Lexington, Ky. (WKYT) Saturday will mark another annual Susan G. Komen Race for the Cure in downtown Lexington.

Friday volunteers with Komen Kentucky were busy setting up for the big race which starts near the Robert F. Stephens Courthouse.

Two decades ago the idea to bring the race to central Kentucky was the work of a dedicated group of women who just happened to love running.

As WKYT's Amber Philpott reports, this group helped start an event that has made a huge difference and helped in the fight against breast cancer in Kentucky.

"We didn't know what we were doing," said Victoria Meyer.

There are great memories to be re-lived inside what was once the Great Harvest Bread Company in Lexington. Many years ago it was a weekly meeting spot for Victoria Meyer and her girlfriends after their morning runs.

"We all had those wind suit things."

In the late 90's the group of friends noticed a particular subject kept coming up in their conversations.

"We were in our early 40's, late 30's. Friends and acquaintances were having bad experiences with breast cancer and it scared us," said Lydia Short.

As runners they kept hearing about Race for the Cure runs being held to support breast cancer research.

"We registered for the Boston Race for the Cure and got shirts and ran our own route on that morning," said Short.

The idea was born! Lexington needed its own Race for the Cure. Meyer and Short were among the original planning team.

"Every family member and friend was put into doing heavy, hard work," said Meyer.

That first race was held in April of 1997 at the Kentucky Horse Park and it blew them away.

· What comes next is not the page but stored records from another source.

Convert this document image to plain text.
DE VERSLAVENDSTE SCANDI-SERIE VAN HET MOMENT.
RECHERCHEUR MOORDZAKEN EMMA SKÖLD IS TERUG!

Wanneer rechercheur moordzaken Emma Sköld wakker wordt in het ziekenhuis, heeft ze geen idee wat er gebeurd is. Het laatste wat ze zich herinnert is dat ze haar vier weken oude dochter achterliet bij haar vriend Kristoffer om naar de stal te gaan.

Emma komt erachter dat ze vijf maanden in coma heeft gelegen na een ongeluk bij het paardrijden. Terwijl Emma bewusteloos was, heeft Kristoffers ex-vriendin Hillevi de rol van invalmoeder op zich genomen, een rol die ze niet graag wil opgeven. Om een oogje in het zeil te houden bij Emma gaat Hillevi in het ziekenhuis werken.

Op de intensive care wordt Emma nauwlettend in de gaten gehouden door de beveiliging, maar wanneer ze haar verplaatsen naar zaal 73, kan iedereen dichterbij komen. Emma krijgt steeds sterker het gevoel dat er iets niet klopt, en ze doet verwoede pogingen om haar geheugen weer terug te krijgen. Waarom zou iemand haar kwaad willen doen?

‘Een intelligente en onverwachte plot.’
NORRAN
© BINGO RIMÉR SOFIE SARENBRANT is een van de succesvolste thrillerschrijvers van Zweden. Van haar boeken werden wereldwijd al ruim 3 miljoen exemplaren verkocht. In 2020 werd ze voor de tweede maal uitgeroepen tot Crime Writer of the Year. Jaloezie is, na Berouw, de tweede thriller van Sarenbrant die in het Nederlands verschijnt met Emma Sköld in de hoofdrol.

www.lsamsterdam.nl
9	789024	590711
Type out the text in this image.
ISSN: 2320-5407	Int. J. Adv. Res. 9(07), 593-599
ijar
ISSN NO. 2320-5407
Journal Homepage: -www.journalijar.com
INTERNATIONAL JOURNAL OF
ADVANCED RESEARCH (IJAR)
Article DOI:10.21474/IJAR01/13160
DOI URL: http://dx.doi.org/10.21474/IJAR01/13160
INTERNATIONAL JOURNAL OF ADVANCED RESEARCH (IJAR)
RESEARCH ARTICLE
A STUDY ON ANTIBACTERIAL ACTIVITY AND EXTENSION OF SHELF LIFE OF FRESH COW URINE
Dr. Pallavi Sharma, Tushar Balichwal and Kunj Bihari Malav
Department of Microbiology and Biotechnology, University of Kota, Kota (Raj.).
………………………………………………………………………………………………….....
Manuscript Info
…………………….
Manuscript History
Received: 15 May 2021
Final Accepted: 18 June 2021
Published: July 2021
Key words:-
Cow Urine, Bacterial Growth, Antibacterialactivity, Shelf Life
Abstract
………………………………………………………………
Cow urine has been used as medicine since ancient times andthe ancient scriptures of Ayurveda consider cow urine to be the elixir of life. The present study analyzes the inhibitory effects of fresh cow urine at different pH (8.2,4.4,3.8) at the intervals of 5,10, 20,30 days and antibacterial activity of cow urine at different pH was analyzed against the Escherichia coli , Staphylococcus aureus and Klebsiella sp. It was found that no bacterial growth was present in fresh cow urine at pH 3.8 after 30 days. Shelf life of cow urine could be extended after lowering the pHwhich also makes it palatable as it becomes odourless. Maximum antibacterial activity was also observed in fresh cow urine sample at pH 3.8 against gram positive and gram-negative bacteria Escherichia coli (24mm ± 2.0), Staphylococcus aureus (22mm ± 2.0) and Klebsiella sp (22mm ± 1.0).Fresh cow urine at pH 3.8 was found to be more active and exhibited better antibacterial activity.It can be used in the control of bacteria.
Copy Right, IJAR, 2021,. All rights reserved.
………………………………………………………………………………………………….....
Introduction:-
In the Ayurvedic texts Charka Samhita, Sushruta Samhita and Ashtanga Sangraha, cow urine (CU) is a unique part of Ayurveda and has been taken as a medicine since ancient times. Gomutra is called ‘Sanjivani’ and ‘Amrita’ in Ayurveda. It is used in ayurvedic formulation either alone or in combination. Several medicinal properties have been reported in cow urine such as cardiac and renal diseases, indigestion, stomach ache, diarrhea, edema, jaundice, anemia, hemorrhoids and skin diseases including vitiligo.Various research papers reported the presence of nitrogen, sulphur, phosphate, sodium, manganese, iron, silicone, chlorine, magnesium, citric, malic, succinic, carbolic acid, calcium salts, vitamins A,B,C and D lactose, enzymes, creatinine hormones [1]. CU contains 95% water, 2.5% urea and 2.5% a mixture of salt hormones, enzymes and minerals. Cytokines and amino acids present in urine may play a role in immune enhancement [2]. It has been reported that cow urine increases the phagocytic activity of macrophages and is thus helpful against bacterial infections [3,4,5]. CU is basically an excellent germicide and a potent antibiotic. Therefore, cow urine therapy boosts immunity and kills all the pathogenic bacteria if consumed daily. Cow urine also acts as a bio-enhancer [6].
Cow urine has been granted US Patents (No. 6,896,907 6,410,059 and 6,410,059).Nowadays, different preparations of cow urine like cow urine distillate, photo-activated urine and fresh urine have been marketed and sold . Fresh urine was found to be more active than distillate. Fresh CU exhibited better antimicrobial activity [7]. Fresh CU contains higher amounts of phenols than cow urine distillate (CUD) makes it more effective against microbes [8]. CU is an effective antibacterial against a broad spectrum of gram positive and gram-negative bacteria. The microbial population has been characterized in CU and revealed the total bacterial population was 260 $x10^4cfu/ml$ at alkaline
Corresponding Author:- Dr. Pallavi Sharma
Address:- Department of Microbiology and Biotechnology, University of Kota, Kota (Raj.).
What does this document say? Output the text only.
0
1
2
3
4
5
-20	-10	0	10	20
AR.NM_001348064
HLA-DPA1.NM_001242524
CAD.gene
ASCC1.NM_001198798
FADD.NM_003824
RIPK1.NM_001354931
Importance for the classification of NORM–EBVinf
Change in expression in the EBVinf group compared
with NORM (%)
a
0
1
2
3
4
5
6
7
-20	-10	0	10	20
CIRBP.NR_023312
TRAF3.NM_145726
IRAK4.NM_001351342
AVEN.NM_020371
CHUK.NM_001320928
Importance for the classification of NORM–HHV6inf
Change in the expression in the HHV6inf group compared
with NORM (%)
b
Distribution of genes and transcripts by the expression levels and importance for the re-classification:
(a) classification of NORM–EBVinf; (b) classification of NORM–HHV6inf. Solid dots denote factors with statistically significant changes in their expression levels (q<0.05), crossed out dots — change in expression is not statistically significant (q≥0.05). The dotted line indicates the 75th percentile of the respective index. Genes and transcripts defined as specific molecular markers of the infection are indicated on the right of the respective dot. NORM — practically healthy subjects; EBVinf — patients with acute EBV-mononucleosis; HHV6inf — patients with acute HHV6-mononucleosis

"We thought we would have, what did we say, between 500 and 900. We opened up the pack that said 3000," said Meyer.

Over the last two decades, what they started has become a successful race resulting in countless dollars being raised in the fight against breast cancer.

"It’s really gratifying to think you had a part in being a part in getting it started here," said short.

Even though they don't run anymore, looking back is like a run down memory lane. They have all remained friends and all these years later feel fortunate to have helped start something so important.

"When you see how many women contribute in the community and they are part of inspiring the next generation and they can see what ordinary people have done," said Meyer.

The Race for the Cure starts Saturday 9 am..

The survivor parade will take place at 8:30 at the Robert F. Stephens Courthouse in downtown Lexington.